Characterization of the beta-adrenoceptor subtype involved in mediation of glucose transport in L6 cells

Abstract

1. The receptor that mediates the increase in glucose transport (GT) in response to beta-adrenoceptor (beta-AR) agonists was characterized in the rat skeletal muscle cell line L6, using the 2-deoxy-[(3)H]-D-glucose assay. 2. The beta(3)-AR agonist BRL37344 (pEC(50) = 6.89 +/- 0.21), the beta-AR agonist isoprenaline (pEC(50) = 8.99 +/ -0.24) and the beta(2)-AR agonist zinterol (pEC(50) = 9.74 +/- 0.15) increased GT as did insulin (pEC(50) = 6.93 +/- 0.15).

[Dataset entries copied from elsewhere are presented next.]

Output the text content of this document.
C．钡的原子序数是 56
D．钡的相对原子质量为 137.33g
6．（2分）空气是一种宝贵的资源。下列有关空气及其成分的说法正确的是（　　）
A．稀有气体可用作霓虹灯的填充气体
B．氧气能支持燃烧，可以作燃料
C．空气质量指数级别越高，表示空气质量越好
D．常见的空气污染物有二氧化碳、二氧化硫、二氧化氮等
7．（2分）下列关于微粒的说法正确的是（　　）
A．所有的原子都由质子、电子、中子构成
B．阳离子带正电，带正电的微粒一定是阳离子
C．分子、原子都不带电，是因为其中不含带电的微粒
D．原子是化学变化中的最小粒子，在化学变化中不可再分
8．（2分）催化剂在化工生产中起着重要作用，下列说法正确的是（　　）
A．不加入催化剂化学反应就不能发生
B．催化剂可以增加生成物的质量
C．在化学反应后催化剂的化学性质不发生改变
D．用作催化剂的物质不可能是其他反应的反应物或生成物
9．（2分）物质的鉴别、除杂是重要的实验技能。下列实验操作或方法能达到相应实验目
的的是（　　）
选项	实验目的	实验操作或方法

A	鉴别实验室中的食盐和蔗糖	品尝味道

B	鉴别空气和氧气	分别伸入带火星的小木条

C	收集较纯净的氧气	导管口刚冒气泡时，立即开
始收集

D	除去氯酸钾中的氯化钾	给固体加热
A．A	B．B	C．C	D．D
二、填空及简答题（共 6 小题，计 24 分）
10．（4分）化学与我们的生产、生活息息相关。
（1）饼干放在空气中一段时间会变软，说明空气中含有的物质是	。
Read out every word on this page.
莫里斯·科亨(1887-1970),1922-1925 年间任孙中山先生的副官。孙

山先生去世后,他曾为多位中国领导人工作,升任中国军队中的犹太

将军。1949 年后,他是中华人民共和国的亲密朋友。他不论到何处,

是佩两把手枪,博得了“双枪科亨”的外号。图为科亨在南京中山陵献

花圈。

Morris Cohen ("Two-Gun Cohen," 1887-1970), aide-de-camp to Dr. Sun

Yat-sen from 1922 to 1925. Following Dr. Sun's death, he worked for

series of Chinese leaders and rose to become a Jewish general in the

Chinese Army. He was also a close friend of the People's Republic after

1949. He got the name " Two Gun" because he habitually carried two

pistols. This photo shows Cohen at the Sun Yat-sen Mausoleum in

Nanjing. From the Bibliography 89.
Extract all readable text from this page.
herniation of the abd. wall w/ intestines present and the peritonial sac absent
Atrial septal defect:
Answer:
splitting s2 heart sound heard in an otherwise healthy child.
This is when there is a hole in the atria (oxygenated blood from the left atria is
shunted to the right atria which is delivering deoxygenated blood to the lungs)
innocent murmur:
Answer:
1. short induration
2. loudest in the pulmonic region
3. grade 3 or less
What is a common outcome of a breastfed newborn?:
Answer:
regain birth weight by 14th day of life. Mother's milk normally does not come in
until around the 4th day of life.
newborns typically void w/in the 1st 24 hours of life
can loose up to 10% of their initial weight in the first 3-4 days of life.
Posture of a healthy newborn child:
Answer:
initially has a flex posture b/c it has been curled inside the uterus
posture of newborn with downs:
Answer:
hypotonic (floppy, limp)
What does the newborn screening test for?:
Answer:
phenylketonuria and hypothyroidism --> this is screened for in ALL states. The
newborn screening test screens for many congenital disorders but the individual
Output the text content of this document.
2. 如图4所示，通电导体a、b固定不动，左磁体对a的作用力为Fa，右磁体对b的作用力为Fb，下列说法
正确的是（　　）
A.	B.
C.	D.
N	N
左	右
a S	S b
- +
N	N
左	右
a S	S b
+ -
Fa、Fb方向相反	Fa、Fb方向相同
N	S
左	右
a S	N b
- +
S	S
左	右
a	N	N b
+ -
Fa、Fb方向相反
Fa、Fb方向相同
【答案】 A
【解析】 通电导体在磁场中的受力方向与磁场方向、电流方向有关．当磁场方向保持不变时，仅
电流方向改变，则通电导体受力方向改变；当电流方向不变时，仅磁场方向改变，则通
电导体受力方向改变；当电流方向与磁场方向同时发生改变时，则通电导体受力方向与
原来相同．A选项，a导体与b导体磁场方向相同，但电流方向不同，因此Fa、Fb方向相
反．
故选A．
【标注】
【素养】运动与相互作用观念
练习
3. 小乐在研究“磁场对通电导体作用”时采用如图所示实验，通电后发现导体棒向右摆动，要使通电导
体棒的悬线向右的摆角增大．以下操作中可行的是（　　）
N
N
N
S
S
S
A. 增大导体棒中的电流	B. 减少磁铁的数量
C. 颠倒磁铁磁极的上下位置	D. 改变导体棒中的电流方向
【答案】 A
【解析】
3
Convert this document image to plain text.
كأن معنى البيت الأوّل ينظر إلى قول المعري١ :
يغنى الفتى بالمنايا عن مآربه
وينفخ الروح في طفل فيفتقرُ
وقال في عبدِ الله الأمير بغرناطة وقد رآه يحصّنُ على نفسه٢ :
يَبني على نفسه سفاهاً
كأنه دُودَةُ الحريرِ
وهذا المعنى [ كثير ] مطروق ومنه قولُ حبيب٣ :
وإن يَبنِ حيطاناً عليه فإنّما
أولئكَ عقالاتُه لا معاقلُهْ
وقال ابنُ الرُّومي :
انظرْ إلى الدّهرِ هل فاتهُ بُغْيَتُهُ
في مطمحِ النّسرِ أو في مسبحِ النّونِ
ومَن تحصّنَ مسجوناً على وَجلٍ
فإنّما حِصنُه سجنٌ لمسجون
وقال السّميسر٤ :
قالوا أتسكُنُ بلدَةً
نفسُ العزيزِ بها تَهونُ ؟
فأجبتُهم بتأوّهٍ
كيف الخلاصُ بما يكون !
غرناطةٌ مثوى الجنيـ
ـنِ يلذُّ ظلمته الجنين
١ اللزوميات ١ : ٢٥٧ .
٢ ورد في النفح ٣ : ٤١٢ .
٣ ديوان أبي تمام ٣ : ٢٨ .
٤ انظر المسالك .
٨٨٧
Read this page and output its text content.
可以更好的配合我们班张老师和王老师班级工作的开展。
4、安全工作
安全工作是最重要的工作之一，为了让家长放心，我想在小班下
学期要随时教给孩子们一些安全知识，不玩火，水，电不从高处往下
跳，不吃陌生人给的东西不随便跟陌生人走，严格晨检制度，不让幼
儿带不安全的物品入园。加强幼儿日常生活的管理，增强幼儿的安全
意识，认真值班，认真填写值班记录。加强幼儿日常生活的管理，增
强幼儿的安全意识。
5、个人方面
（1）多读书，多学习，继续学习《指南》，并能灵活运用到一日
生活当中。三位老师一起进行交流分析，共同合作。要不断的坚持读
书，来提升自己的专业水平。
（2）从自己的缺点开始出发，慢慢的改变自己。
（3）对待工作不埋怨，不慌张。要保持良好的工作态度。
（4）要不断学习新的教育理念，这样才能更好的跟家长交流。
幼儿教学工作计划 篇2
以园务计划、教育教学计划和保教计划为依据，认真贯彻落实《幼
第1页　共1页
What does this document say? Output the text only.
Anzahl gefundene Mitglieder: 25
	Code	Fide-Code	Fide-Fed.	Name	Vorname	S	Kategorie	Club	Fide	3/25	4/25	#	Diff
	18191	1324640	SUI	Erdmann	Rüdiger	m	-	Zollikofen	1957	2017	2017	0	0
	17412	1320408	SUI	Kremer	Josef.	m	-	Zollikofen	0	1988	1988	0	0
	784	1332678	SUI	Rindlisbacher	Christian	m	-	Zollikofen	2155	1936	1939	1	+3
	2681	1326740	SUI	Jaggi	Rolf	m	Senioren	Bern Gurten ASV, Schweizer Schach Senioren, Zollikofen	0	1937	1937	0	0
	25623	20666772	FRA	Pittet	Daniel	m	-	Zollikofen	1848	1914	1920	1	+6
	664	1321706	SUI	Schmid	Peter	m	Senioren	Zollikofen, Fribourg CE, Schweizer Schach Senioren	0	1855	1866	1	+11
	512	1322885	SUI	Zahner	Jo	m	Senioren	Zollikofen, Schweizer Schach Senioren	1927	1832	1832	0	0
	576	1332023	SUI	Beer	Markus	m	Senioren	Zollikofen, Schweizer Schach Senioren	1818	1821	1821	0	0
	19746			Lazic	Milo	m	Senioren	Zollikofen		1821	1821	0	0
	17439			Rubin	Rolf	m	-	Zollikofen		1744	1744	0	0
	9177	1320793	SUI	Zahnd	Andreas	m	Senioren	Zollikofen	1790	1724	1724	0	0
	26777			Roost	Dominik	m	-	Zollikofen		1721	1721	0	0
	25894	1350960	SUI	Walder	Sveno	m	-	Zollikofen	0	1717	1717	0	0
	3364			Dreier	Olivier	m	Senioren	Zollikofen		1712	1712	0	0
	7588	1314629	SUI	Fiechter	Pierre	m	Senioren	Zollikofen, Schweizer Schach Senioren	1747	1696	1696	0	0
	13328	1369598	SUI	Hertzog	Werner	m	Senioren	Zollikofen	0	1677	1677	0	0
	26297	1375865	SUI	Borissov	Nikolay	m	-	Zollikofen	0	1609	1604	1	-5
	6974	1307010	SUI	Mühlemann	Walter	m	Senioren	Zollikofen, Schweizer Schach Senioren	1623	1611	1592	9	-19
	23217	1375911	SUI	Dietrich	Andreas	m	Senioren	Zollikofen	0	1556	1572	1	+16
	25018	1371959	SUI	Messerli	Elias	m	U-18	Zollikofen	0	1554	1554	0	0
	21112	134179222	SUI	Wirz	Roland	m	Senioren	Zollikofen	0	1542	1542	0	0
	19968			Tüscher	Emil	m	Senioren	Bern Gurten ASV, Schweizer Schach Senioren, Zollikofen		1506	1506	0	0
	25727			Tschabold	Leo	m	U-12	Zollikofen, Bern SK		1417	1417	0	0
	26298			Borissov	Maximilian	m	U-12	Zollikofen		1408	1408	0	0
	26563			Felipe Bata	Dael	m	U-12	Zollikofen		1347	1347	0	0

The highly selective beta(3)-AR agonist CL316243 only weakly stimulated GT. 3. The pK(B) values calculated from the shift of the pEC(50) values of the agonists in the presence of the beta(1)-AR selective antagonist CGP 20712A or the beta(3)-AR selective antagonist SR 59230A were not indicative of activation of beta(1)- or beta(3)-ARs. Only (-)-propranolol and the beta(2)-AR selective antagonist ICI 118551 caused marked rightward shifts of CR curves to isoprenaline (pK(B) = 10.2 +/- 0.2 and 9.6 +/- 0.3), zinterol (pK(B) = 9.0 +/- 0.1 and 9.4 +/- 0.3) and BRL 37344 (pK(B) = 9.4 +/- 0.3 and 8.4 +/- .2), indicating participation of beta(2)-ARs. 4. The pharmacological analysis was supported by reverse transcription and polymerase chain reaction analysis of L6 mRNA, which showed high levels of expression of beta(2)-AR but not beta(1)- or beta(3)-AR in these cells. 5. Forskolin and dibutyryl cyclic AMP produced negligible increases in GT while the phosphatidylinositol-3 kinase inhibitor, wortmannin, significantly decreased both insulin- and zinterol-stimulated GT, suggesting a possible interaction between the insulin and beta(2)-AR pathways. 6. This study demonstrates that beta(2)-ARs mediate the increase in GT in L6 cells to beta-AR agonists, including the beta(3)-AR selective agonist BRL 37344. This effect does not appear to be directly related to increases in cyclic AMP but requires P13K.

Figure 1

(a) Undifferentiated L6 cells. Scale bar=45 μm. (b) L6 myotubes differentiated for 7 days. (c) CR curves for accumulation of [³H]-2-DG were constructed for insulin, BRL 37344, CL 316243, zinterol and isoprenaline, in L6 myotubes. The graph shows mean±s.e.mean, n=6–10.

Figure 2

[³H]-2-DG transport in response to BRL 37344, zinterol and isoprenaline in the absence or presence of 10⁻⁷ M of the β₃-AR selective antagonist SR 59230A (a, b and c), or the β₁-AR selective antagonist CGP 20712A (d, e and f) in L6 myotubes. The graphs show mean±s.e. of the mean, n=4–5.

Figure 3

[³H]-2-DG transport in response to BRL 37344, zinterol and isoprenaline in the absence or presence of 10⁻⁷ M of the β₂-AR selective antagonist ICI 118551 (a, b and c) or the non-selective β-AR antagonist propranolol (d, e, and f) in L6 myotubes. The graphs show mean±s.e.mean, n=4–6.

Figure 4

The figure shows β₁- (441 bp), β₂- (468 bp) and β₃-AR (473 bp) PCR products from rat heart, cerebellum and WAT, and β₂-AR PCR product from L6 myotubes. Levels of β₁-, β₂- and β₃-ARs expression were measured using RT/PCR analysis.

Figure 5

(a,b) [³H]-2-DG transport in response to insulin and zinterol in the absence or presence of PI3K inhibitor wortmannin (10⁻⁷ M) in L6 myotubes. (c) CR curves for accumulation of [³H]-2-DG by forskolin and dibutyryl cyclic AMP in L6 myotubes. The graphs show mean±s.e.mean, n=4–6.

Figure 6

[³H]-2-DG transport in response to 10⁻⁵ M of BRL 37344, zinterol and isoprenaline in the absence or presence of insulin (10⁻⁵ M). The histograms are mean±s.e.mean, n=4–5.